Ask HN: What's the best interview process you've had? - inform880
I blew up at a recruiter who was trying to get me to take a BS IKM test. I am awful at taking tests, and I&#x27;ve worked long enough you&#x27;d think they believe I knew how to code.
======
mikece
Recruiters are just doing their job. If you don't want to take tests, that's
your prerogative. Demand for talented devs is so hot you can get away with it.

As for the _best_ interviews: probably the interviews that I thought were just
a conversation over a beer or coffee that I didn't realize was an interview
until half-way through... or until the person (the person with hiring
authority) point-blank offered me a spot on their team.

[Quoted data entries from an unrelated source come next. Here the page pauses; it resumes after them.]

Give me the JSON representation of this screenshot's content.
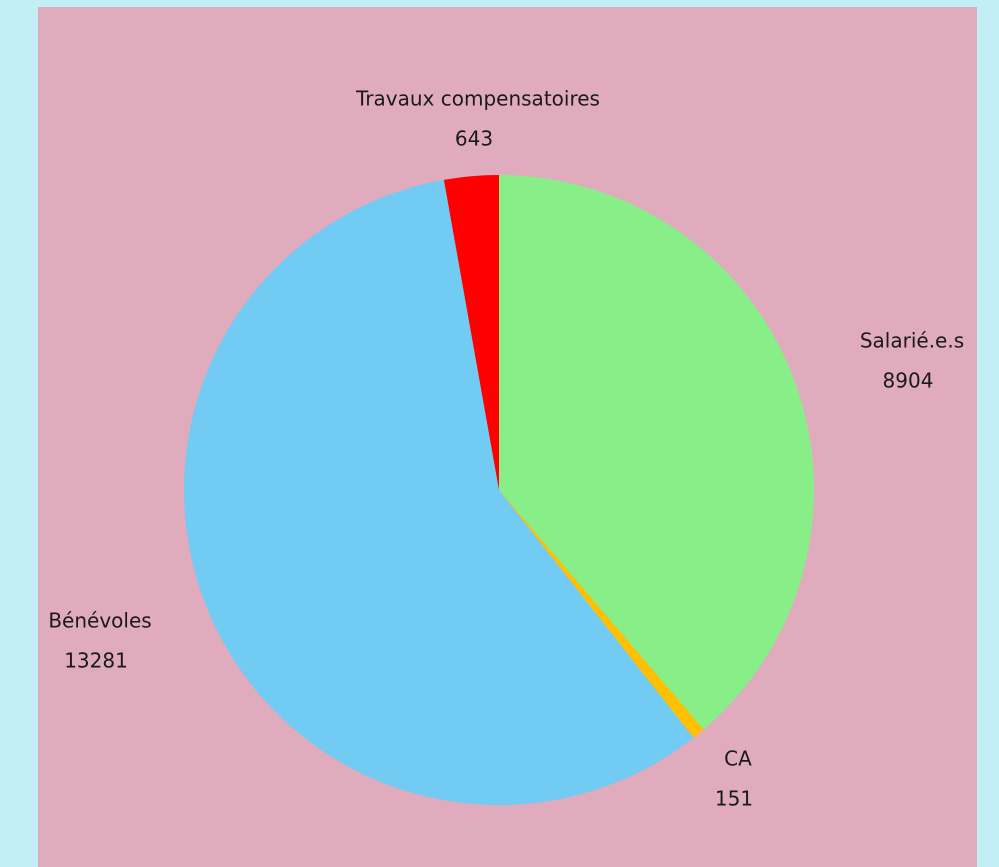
{
  "chart_data": {
    "type": "pie",
    "categories": [
      "Salarié.e.s",
      "CA",
      "Bénévoles",
      "Travaux compensatoires"
    ],
    "values": [
      8904,
      151,
      13281,
      643
    ],
    "colors": [
      "#88ef88",
      "#ffc000",
      "#72cbf2",
      "#ff0000"
    ]
  }
}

This gets to another point about which I've been meaning to blog: the articles
about "the best languages for getting hired in 2020" overlook or ignore the
importance of the human network. How many recruiters you know and how
frequently you stay in contact to keep up with local market demand even when
you're not looking for a job is invaluable. Not every company puts out their
openings to all recruiters: it's always best to cast a wide net and
intelligently analyze the companies/positions/offers. Recruiters deal in this
market every day all day... tap their knowledge for all it's worth and offer
to present lunch & learn talks at their offices to make them better informed
about technology (which makes them think of YOU first when premium openings
cross their desks).